Securities regulators have reportedly sped up the timeline for financial institutions seeking to issue exchange-traded funds invested in the Solana blockchain platform.

These firms have until July 31 to refile their applications, according to a CoinDesk report on Monday (July 7), which cited unidentified sources.

The report said that the move by the Securities and Exchange Commission (SEC) signals a speeding up of the timeline for potential approval of the funds. Regulators had previously given issuers until Oct. 10 to file final applications. The reported nudge, which is not captured in any formal SEC communications, may signal that regulators under the crypto-friendly Trump administration are eager to get the funds into the hands of ordinary investors.

The spot ETFs would trade on a stock exchange, giving their owners exposure to Solana without actually owning the company’s stock. San Francisco-based Solana, which also has offices in Switzerland, is used by Trump’s “meme” coin, the $TRUMP token, launched by the then-president elect and now worth $1.7 billion.

The only other spot ETFs approved by the SEC are for bitcoin and ether. The nation’s securities regulator has undergone a major shift under the Trump administration in how it views cryptocurrencies, launching a “crypto task force” to review rules and regulations, including whether crypto funds should be regulated as securities.
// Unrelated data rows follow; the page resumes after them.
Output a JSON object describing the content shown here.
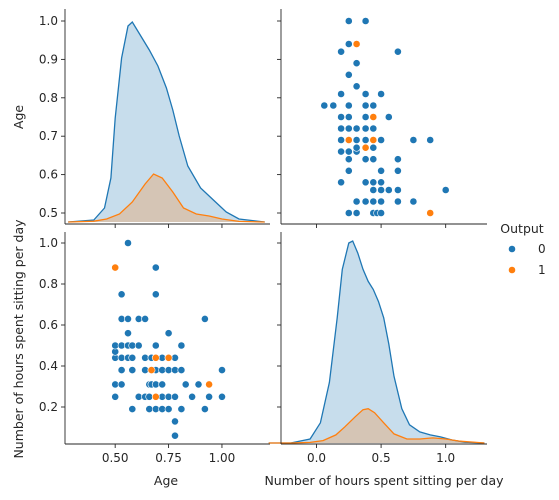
{
  "chart_data": {
    "type": "pairplot",
    "variables": [
      "Age",
      "Number of hours spent sitting per day"
    ],
    "hue": "Output",
    "legend": {
      "title": "Output",
      "placement": "right",
      "entries": [
        {
          "label": "0",
          "color": "#1f77b4"
        },
        {
          "label": "1",
          "color": "#ff7f0e"
        }
      ]
    },
    "axes": {
      "age_ticks": [
        "0.5",
        "0.6",
        "0.7",
        "0.8",
        "0.9",
        "1.0"
      ],
      "age_xticks": [
        "0.50",
        "0.75",
        "1.00"
      ],
      "hours_ticks": [
        "0.2",
        "0.4",
        "0.6",
        "0.8",
        "1.0"
      ],
      "hours_xticks": [
        "0.0",
        "0.5",
        "1.0"
      ],
      "age_range": [
        0.47,
        1.02
      ],
      "hours_range": [
        0.01,
        1.04
      ],
      "age_kde_range": [
        0.28,
        1.2
      ],
      "hours_kde_range": [
        -0.37,
        1.3
      ]
    },
    "series": [
      {
        "name": "0",
        "color": "#1f77b4",
        "points": [
          [
            0.5,
            0.25
          ],
          [
            0.5,
            0.31
          ],
          [
            0.5,
            0.44
          ],
          [
            0.5,
            0.47
          ],
          [
            0.5,
            0.5
          ],
          [
            0.53,
            0.31
          ],
          [
            0.53,
            0.38
          ],
          [
            0.53,
            0.44
          ],
          [
            0.53,
            0.5
          ],
          [
            0.53,
            0.63
          ],
          [
            0.53,
            0.75
          ],
          [
            0.56,
            0.44
          ],
          [
            0.56,
            0.5
          ],
          [
            0.56,
            0.56
          ],
          [
            0.56,
            0.63
          ],
          [
            0.56,
            1.0
          ],
          [
            0.58,
            0.19
          ],
          [
            0.58,
            0.38
          ],
          [
            0.58,
            0.44
          ],
          [
            0.58,
            0.5
          ],
          [
            0.61,
            0.25
          ],
          [
            0.61,
            0.5
          ],
          [
            0.61,
            0.63
          ],
          [
            0.64,
            0.25
          ],
          [
            0.64,
            0.38
          ],
          [
            0.64,
            0.44
          ],
          [
            0.64,
            0.63
          ],
          [
            0.66,
            0.19
          ],
          [
            0.66,
            0.25
          ],
          [
            0.66,
            0.31
          ],
          [
            0.67,
            0.31
          ],
          [
            0.67,
            0.38
          ],
          [
            0.67,
            0.44
          ],
          [
            0.69,
            0.19
          ],
          [
            0.69,
            0.25
          ],
          [
            0.69,
            0.31
          ],
          [
            0.69,
            0.38
          ],
          [
            0.69,
            0.5
          ],
          [
            0.69,
            0.75
          ],
          [
            0.69,
            0.88
          ],
          [
            0.72,
            0.19
          ],
          [
            0.72,
            0.25
          ],
          [
            0.72,
            0.31
          ],
          [
            0.72,
            0.38
          ],
          [
            0.72,
            0.44
          ],
          [
            0.75,
            0.19
          ],
          [
            0.75,
            0.25
          ],
          [
            0.75,
            0.38
          ],
          [
            0.75,
            0.44
          ],
          [
            0.75,
            0.56
          ],
          [
            0.78,
            0.13
          ],
          [
            0.78,
            0.06
          ],
          [
            0.78,
            0.25
          ],
          [
            0.78,
            0.38
          ],
          [
            0.78,
            0.44
          ],
          [
            0.81,
            0.19
          ],
          [
            0.81,
            0.38
          ],
          [
            0.81,
            0.5
          ],
          [
            0.83,
            0.31
          ],
          [
            0.86,
            0.25
          ],
          [
            0.89,
            0.31
          ],
          [
            0.92,
            0.19
          ],
          [
            0.92,
            0.63
          ],
          [
            0.94,
            0.25
          ],
          [
            1.0,
            0.25
          ],
          [
            1.0,
            0.38
          ]
        ],
        "kde": [
          [
            0.28,
            0.0
          ],
          [
            0.4,
            0.01
          ],
          [
            0.45,
            0.07
          ],
          [
            0.48,
            0.22
          ],
          [
            0.5,
            0.52
          ],
          [
            0.53,
            0.82
          ],
          [
            0.56,
            0.98
          ],
          [
            0.58,
            1.0
          ],
          [
            0.62,
            0.93
          ],
          [
            0.66,
            0.86
          ],
          [
            0.7,
            0.78
          ],
          [
            0.74,
            0.67
          ],
          [
            0.77,
            0.56
          ],
          [
            0.8,
            0.43
          ],
          [
            0.84,
            0.28
          ],
          [
            0.9,
            0.17
          ],
          [
            0.96,
            0.11
          ],
          [
            1.02,
            0.05
          ],
          [
            1.08,
            0.015
          ],
          [
            1.2,
            0.0
          ]
        ]
      },
      {
        "name": "1",
        "color": "#ff7f0e",
        "points": [
          [
            0.5,
            0.88
          ],
          [
            0.67,
            0.38
          ],
          [
            0.69,
            0.44
          ],
          [
            0.69,
            0.25
          ],
          [
            0.75,
            0.44
          ],
          [
            0.94,
            0.31
          ]
        ],
        "kde": [
          [
            0.28,
            0.0
          ],
          [
            0.4,
            0.004
          ],
          [
            0.46,
            0.015
          ],
          [
            0.52,
            0.04
          ],
          [
            0.58,
            0.1
          ],
          [
            0.64,
            0.19
          ],
          [
            0.68,
            0.24
          ],
          [
            0.72,
            0.22
          ],
          [
            0.77,
            0.15
          ],
          [
            0.82,
            0.07
          ],
          [
            0.88,
            0.04
          ],
          [
            0.94,
            0.03
          ],
          [
            1.0,
            0.015
          ],
          [
            1.08,
            0.003
          ],
          [
            1.2,
            0.0
          ]
        ]
      }
    ],
    "hours_kde": [
      {
        "name": "0",
        "color": "#1f77b4",
        "values": [
          [
            -0.37,
            0.0
          ],
          [
            -0.2,
            0.0
          ],
          [
            -0.05,
            0.02
          ],
          [
            0.03,
            0.1
          ],
          [
            0.1,
            0.3
          ],
          [
            0.16,
            0.62
          ],
          [
            0.2,
            0.86
          ],
          [
            0.25,
            0.99
          ],
          [
            0.28,
            1.0
          ],
          [
            0.32,
            0.94
          ],
          [
            0.36,
            0.86
          ],
          [
            0.4,
            0.8
          ],
          [
            0.44,
            0.76
          ],
          [
            0.48,
            0.7
          ],
          [
            0.52,
            0.62
          ],
          [
            0.56,
            0.49
          ],
          [
            0.6,
            0.33
          ],
          [
            0.66,
            0.17
          ],
          [
            0.72,
            0.09
          ],
          [
            0.8,
            0.055
          ],
          [
            0.88,
            0.04
          ],
          [
            0.96,
            0.03
          ],
          [
            1.05,
            0.015
          ],
          [
            1.15,
            0.004
          ],
          [
            1.3,
            0.0
          ]
        ]
      },
      {
        "name": "1",
        "color": "#ff7f0e",
        "values": [
          [
            -0.37,
            0.0
          ],
          [
            -0.2,
            0.0
          ],
          [
            -0.05,
            0.003
          ],
          [
            0.05,
            0.012
          ],
          [
            0.15,
            0.04
          ],
          [
            0.22,
            0.08
          ],
          [
            0.3,
            0.13
          ],
          [
            0.36,
            0.165
          ],
          [
            0.4,
            0.17
          ],
          [
            0.45,
            0.15
          ],
          [
            0.52,
            0.1
          ],
          [
            0.6,
            0.045
          ],
          [
            0.7,
            0.02
          ],
          [
            0.8,
            0.02
          ],
          [
            0.9,
            0.025
          ],
          [
            1.0,
            0.02
          ],
          [
            1.1,
            0.01
          ],
          [
            1.3,
            0.0
          ]
        ]
      }
    ],
    "xlabels": [
      "Age",
      "Number of hours spent sitting per day"
    ],
    "ylabels": [
      "Age",
      "Number of hours spent sitting per day"
    ]
  }
}
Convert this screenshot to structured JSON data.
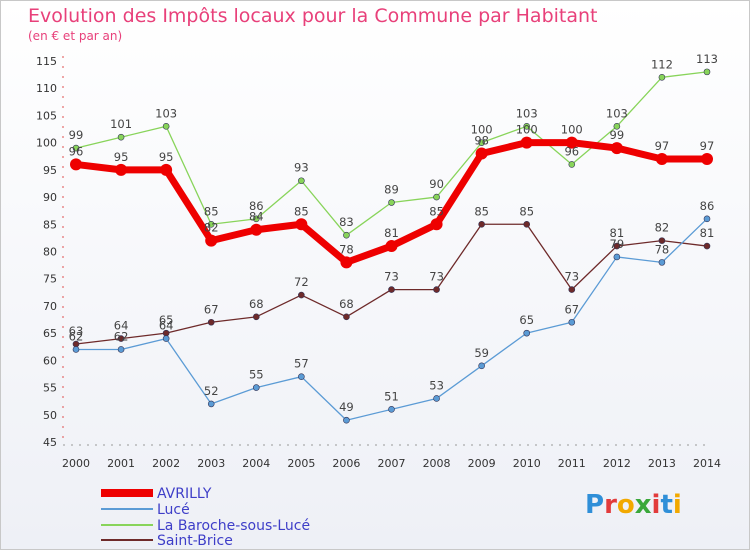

Last week, the SEC hit pause on an application it had approved the day before from crypto firm Grayscale to convert its Digital Large Cap Fund to an ETF.

But the July 31 deadline may signal a green light for at least some crypto ETFs. The Rex Shares’ Rex-Osprey SOL + Staking ETF began trading last week, and more than a dozen from other issuers are pending approval.

“I think that the SEC has some pressure to approve these quicker than waiting all the way to October, especially with that Rex Shares product that got approved last week,” CoinDesk quoted one person familiar with the matter as saying.